Thursday, October 26, 2006

Happiness, Welfare, and Economic Growth

Does money buy happiness? The rapidly expanding literature on what determines “subjective well-being” appears to suggest a negative answer to this timeless question. Studies consistently find, for example, that when the incomes of everyone in a community grow over time, conventional measures of well-being show little change.

Many critics of economic growth interpret this finding to imply that continued economic growth should no longer be a policy goal in developed countries. They argue that if money buys happiness, it is relative, not absolute, income that matters. As incomes grow, people quickly adapt to their new circumstances, showing no enduring gains in measured happiness. Growth makes the poor happier in low-income countries, critics concede, but not in developed countries, where those at the bottom continue to experience relative deprivation.

All true. But these statements do not imply that economic growth no longer matters in wealthy countries. The reason, in a nutshell, is that happiness and welfare, though related, are very different things. Growth enables us to expand medical research and other activities that clearly enhance human welfare but have little effect on measured happiness levels.

Critics of economic growth cite its threat to the planet’s survival. Yet it is not growth per se that threatens, but rather certain kinds of growth. Driving more S.U.V.’s causes harm, but taking more piano lessons does not. Any country with a government not beholden to corporate interests could easily curb environmentally harmful activities through taxation and regulation, redirecting spending toward things that really matter. Across developed countries, higher growth rates are actually associated with cleaner environments, not dirtier ones. The United States is the world’s largest emitter of greenhouse gases not because of its wealth but in spite of it.
Good stuff. The article goes into some example of how welfare and happiness are different. A worthy read.

via NYTimes

2 comments:

crush41 said...

Next to physical health, relative wealth is the strongest determinate of self-reported happiness.

How do we close the wealth gap in the US?

- End unskilled, low IQ immigration.
- Make tax credits like the EEIC progressive (in that they grow as wealth increases rather than as it currently does, phasing out as income increases.
- Find other ways to encourage the wealthy to have more children and the poor to have fewer.

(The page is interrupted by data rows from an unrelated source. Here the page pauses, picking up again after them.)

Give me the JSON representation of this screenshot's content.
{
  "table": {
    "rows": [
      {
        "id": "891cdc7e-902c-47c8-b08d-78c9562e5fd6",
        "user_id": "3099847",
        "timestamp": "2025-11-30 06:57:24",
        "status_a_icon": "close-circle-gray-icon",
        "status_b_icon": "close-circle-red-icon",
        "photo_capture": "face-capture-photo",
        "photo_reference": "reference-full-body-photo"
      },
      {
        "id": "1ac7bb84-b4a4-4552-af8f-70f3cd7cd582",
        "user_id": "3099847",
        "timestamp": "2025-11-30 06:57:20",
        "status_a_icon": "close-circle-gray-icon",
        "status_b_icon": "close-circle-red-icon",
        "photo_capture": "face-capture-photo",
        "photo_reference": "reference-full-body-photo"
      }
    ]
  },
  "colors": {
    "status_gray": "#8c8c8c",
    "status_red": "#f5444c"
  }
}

We need to increase the supply of professionals and decrease the supply of menials. Fewer laborers increases the going rate for that labor. More professionals lowers the relative rate each can charge the laborers. And the professionals are more likely to innovate, etc. The aforementioned work toward this.

Fat Knowledge said...

Interesting ideas.

How would you make the EITC (I think you mean earned-income tax credit, didn't you?) progressive? Are you saying income + EITC together should be progressive? I agree with that, but I assumed that is how it is already setup. If you are making $5 an hour you get $5 an hour extra in EITC. If you make $7 you would get $3.50.

I don't see how you make the EITC without income being progressive without becoming regressive at some point.

You wouldn't happen to have the source for physical health and relative wealth being the strongest determinants of happiness easily available would you?